Monday, February 25, 2008
Even though I don't think it is the ideal strategy for the vast majority of investors I still find Nassim Taleb's idea of 90% t-bills and 10% going berserk (again that is my word not his) to be intriguing on what I guess is an academic level.
If you knew what this year's Dry Ships (DRYS), which went from $17 to $79 last year, and Suntech Power (STP), which went from $34 to $80 last year, were going to be and you put 5% into each and put the rest into some combo of t-bills and euros and could repeat you'd be in pretty good shape.
There are various new fixed income and more recently currency products listing that make the 90% part easier with regard to foreign diversification (the WisdomTree products that were filed a while would go a long way to filling some gaps if they actually list).
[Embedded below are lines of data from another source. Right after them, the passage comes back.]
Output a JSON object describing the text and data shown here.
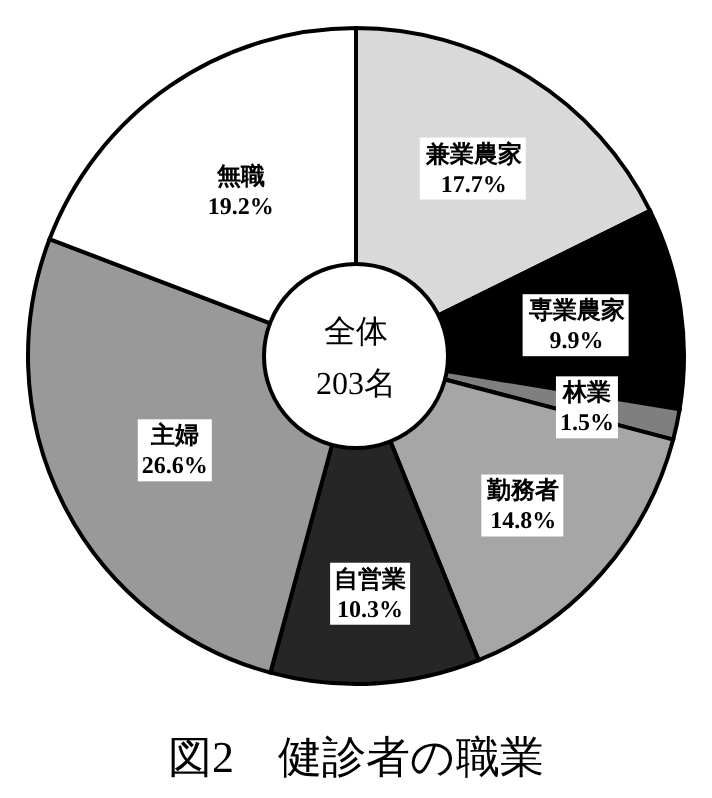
{
  "chart_data": {
    "type": "donut",
    "title": "図2　健診者の職業",
    "categories": [
      "兼業農家",
      "専業農家",
      "林業",
      "勤務者",
      "自営業",
      "主婦",
      "無職"
    ],
    "values": [
      17.7,
      9.9,
      1.5,
      14.8,
      10.3,
      26.6,
      19.2
    ],
    "value_labels": [
      "17.7%",
      "9.9%",
      "1.5%",
      "14.8%",
      "10.3%",
      "26.6%",
      "19.2%"
    ],
    "colors": [
      "#d9d9d9",
      "#000000",
      "#7f7f7f",
      "#a6a6a6",
      "#262626",
      "#999999",
      "#ffffff"
    ],
    "annotations": [
      "全体",
      "203名"
    ]
  }
}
If we move away from the specific 90/10 and think more about getting alpha from a smaller portion of the portfolio while the rest is more conservatively allocated here is one thing that a few people have asked about that very likely will not work... putting 50% into a double long ETF and the rest into treasuries.
The idea is that the double long ETF would replicate the market plus the treasury interest so the two added together would beat the market. There are a couple of OEFs that do this with SPX futures and treasuries and I believe these funds don't succeed regularly but someone please correct me if I have that wrong.
The problem with the double long plus treasuries concept is that the double long fund attempts to capture twice the move of the S&P 500 on a daily basis (and even then it is not perfect) not over longer periods of time. Over the next three months (just a random time period, you could pick any other) the double long fund could lag twice the SPX, do better than twice the SPX or come in right on the nose, there is no way to predict because it depends on the sequence of daily moves in the SPX which can't be predicted.
Another issue is that it will never be 50/50 after the first day the idea would be implemented. From day to day it would vary slightly and depending on the market does it could vary a lot over time. To maintain something close to the intended 50/50 there would need to be a fair bit or rebalancing which would probably be expensive and maybe would wear out the calculator. Even then it seems like you'd always be a day or two behind.
I am curious enough about the concept to keep exploring but I would rule this specific idea out.
One key to a happy marriage (we're at 15 years and still happy) is choosing your battles. Just as my wife does not fight me on college basketball in March I do not fight her on the Academy Awards or the red carpet show right before. That being said, is it me or did John Travolta look like Eddie Munster?